Wales has over 1,680 miles (2,700km) of coastline and is largely mountainous with its higher peaks in the north and central areas, including Snowdon (Yr Wyddfa), its highest summit. The country lies within the north temperate zone and has a changeable, maritime climate.
Welsh national identity emerged among the Britons after the Roman withdrawal from Britain in the 5th Century, and Wales is regarded as one of the modern Celtic nations. Llywelyn ap Gruffudd’s death in 1282 marked the completion of Edward I of England’s conquest of Wales, though Owain Glyndŵr briefly restored independence to Wales in the early 15th Century. The whole of Wales was annexed by England and incorporated within the English legal system under the Laws in Wales Acts 1535 and 1542.
Distinctive Welsh politics developed in the 19th century. Welsh Liberalism, exemplified in the early 20th Century by Lloyd George, was displaced by the growth of socialism and the Labour Party. Welsh national feeling grew over the century; Plaid Cymru was formed in 1925 and the Welsh Language Society in 1962. Established under the Government of Wales Act 1998, Senedd Cymru — the Welsh Parliament, formerly known as the National Assembly for Wales — is responsible for a range of devolved policy matters.
At the dawn of the Industrial Revolution, development of the mining and metallurgical industries transformed the country from an agricultural society into an industrial nation; the South Wales Coalfield’s exploitation caused a rapid expansion of Wales’ population. Two-thirds of the population live in South Wales, including Cardiff, Swansea, Newport and the nearby valleys. Now that the country’s traditional extractive and heavy industries have gone or are in decline, Wales’s economy depends on the public sector, light and service industries, and tourism.
Although Wales closely shares its political and social history with the rest of Great Britain and, while a majority of the population in most areas speaks English as a first language, the country has retained a distinct cultural identity. Both Welsh and English are official languages; over 560,000 Welsh-speakers live in Wales, and the language is spoken by a majority of the population in parts of the north and west.

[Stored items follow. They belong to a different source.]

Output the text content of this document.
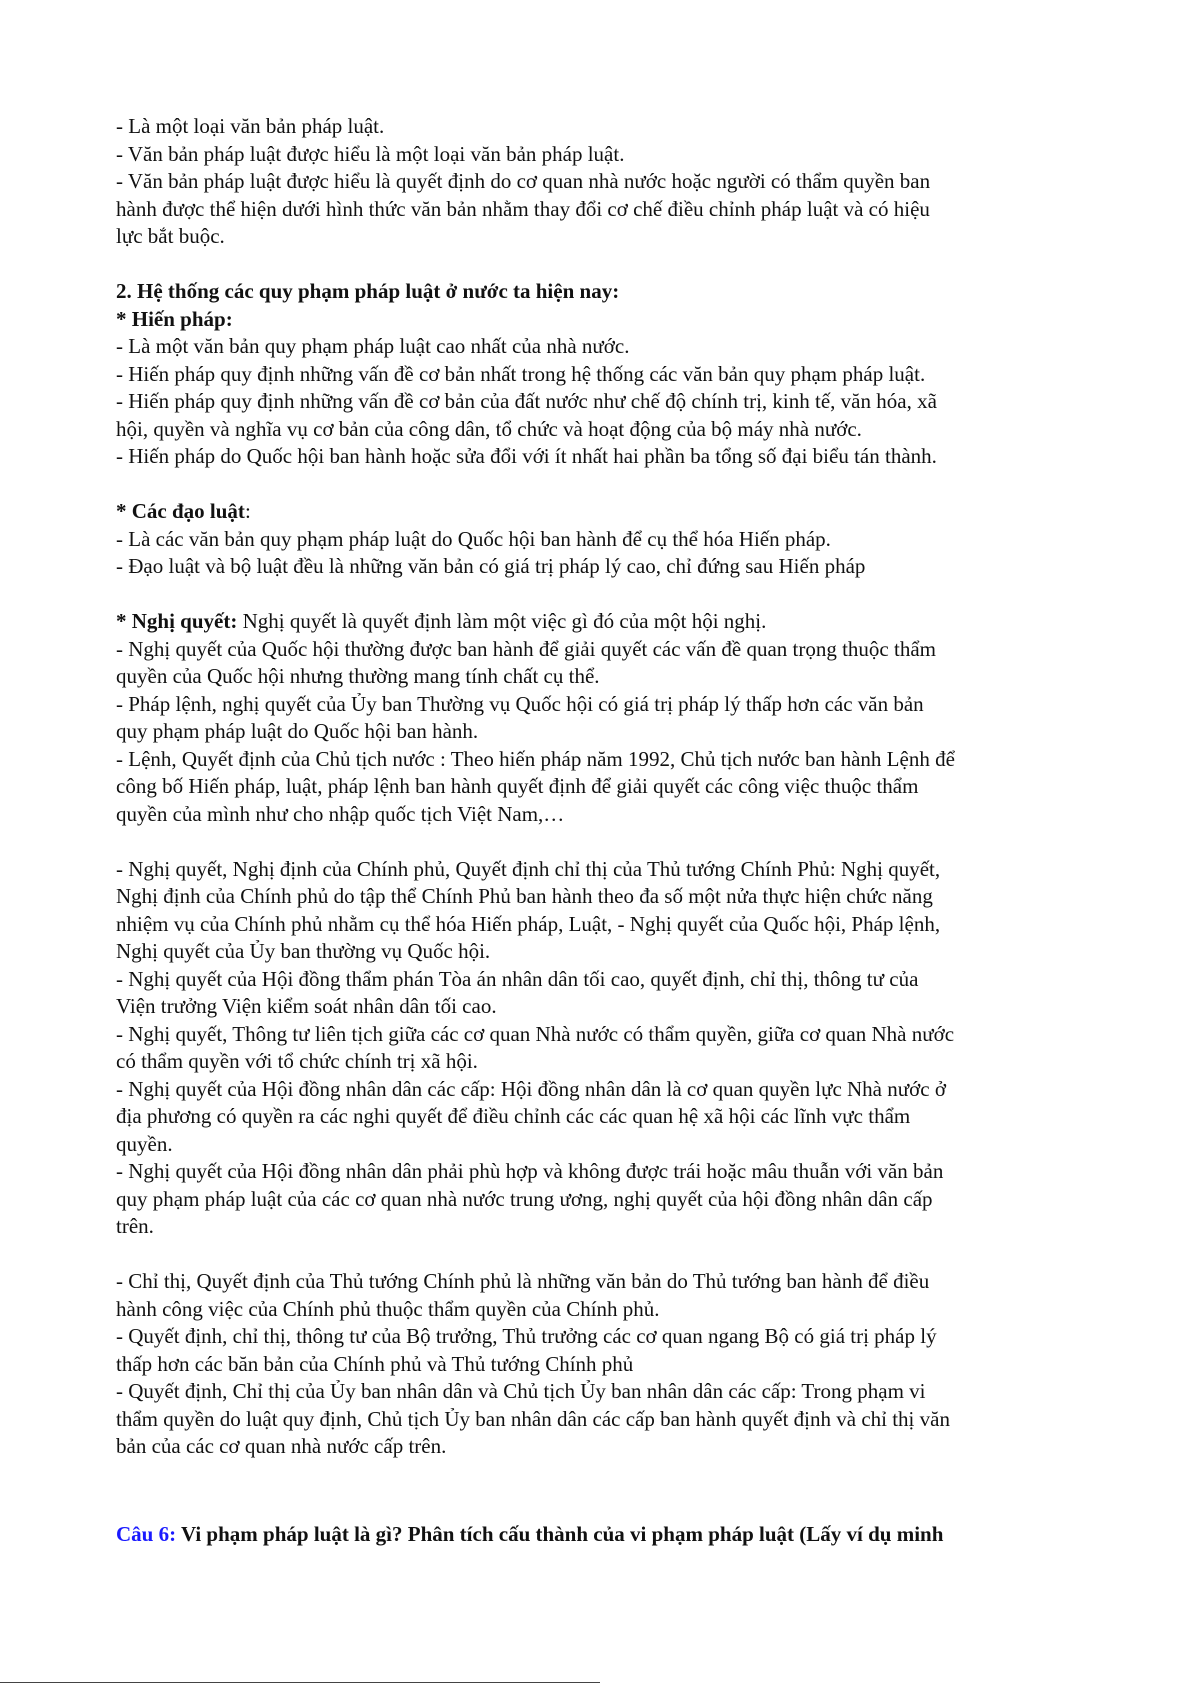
- Là một loại văn bản pháp luật.
- Văn bản pháp luật được hiểu là một loại văn bản pháp luật.
- Văn bản pháp luật được hiểu là quyết định do cơ quan nhà nước hoặc người có thẩm quyền ban
hành được thể hiện dưới hình thức văn bản nhằm thay đổi cơ chế điều chỉnh pháp luật và có hiệu
lực bắt buộc.
2. Hệ thống các quy phạm pháp luật ở nước ta hiện nay:
* Hiến pháp:
- Là một văn bản quy phạm pháp luật cao nhất của nhà nước.
- Hiến pháp quy định những vấn đề cơ bản nhất trong hệ thống các văn bản quy phạm pháp luật.
- Hiến pháp quy định những vấn đề cơ bản của đất nước như chế độ chính trị, kinh tế, văn hóa, xã
hội, quyền và nghĩa vụ cơ bản của công dân, tổ chức và hoạt động của bộ máy nhà nước.
- Hiến pháp do Quốc hội ban hành hoặc sửa đổi với ít nhất hai phần ba tổng số đại biểu tán thành.
* Các đạo luật:
- Là các văn bản quy phạm pháp luật do Quốc hội ban hành để cụ thể hóa Hiến pháp.
- Đạo luật và bộ luật đều là những văn bản có giá trị pháp lý cao, chỉ đứng sau Hiến pháp
* Nghị quyết: Nghị quyết là quyết định làm một việc gì đó của một hội nghị.
- Nghị quyết của Quốc hội thường được ban hành để giải quyết các vấn đề quan trọng thuộc thẩm
quyền của Quốc hội nhưng thường mang tính chất cụ thể.
- Pháp lệnh, nghị quyết của Ủy ban Thường vụ Quốc hội có giá trị pháp lý thấp hơn các văn bản
quy phạm pháp luật do Quốc hội ban hành.
- Lệnh, Quyết định của Chủ tịch nước : Theo hiến pháp năm 1992, Chủ tịch nước ban hành Lệnh để
công bố Hiến pháp, luật, pháp lệnh ban hành quyết định để giải quyết các công việc thuộc thẩm
quyền của mình như cho nhập quốc tịch Việt Nam,…
- Nghị quyết, Nghị định của Chính phủ, Quyết định chỉ thị của Thủ tướng Chính Phủ: Nghị quyết,
Nghị định của Chính phủ do tập thể Chính Phủ ban hành theo đa số một nửa thực hiện chức năng
nhiệm vụ của Chính phủ nhằm cụ thể hóa Hiến pháp, Luật, - Nghị quyết của Quốc hội, Pháp lệnh,
Nghị quyết của Ủy ban thường vụ Quốc hội.
- Nghị quyết của Hội đồng thẩm phán Tòa án nhân dân tối cao, quyết định, chỉ thị, thông tư của
Viện trưởng Viện kiểm soát nhân dân tối cao.
- Nghị quyết, Thông tư liên tịch giữa các cơ quan Nhà nước có thẩm quyền, giữa cơ quan Nhà nước
có thẩm quyền với tổ chức chính trị xã hội.
- Nghị quyết của Hội đồng nhân dân các cấp: Hội đồng nhân dân là cơ quan quyền lực Nhà nước ở
địa phương có quyền ra các nghi quyết để điều chỉnh các các quan hệ xã hội các lĩnh vực thẩm
quyền.
- Nghị quyết của Hội đồng nhân dân phải phù hợp và không được trái hoặc mâu thuẫn với văn bản
quy phạm pháp luật của các cơ quan nhà nước trung ương, nghị quyết của hội đồng nhân dân cấp
trên.
- Chỉ thị, Quyết định của Thủ tướng Chính phủ là những văn bản do Thủ tướng ban hành để điều
hành công việc của Chính phủ thuộc thẩm quyền của Chính phủ.
- Quyết định, chỉ thị, thông tư của Bộ trưởng, Thủ trưởng các cơ quan ngang Bộ có giá trị pháp lý
thấp hơn các băn bản của Chính phủ và Thủ tướng Chính phủ
- Quyết định, Chỉ thị của Ủy ban nhân dân và Chủ tịch Ủy ban nhân dân các cấp: Trong phạm vi
thẩm quyền do luật quy định, Chủ tịch Ủy ban nhân dân các cấp ban hành quyết định và chỉ thị văn
bản của các cơ quan nhà nước cấp trên.
Câu 6: Vi phạm pháp luật là gì? Phân tích cấu thành của vi phạm pháp luật (Lấy ví dụ minh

From the late 19th Century onwards, Wales acquired its popular image as the ‘land of song‘, in part due to the eisteddfod tradition.
At many international sporting events, such as the FIFA World Cup, Rugby World Cup and the Commonwealth Games, Wales has its own national teams, though at the Olympic Games, Welsh athletes compete as part of a Great Britain team. Rugby union has traditionally been seen as a symbol of Welsh identity and an expression of national consciousness.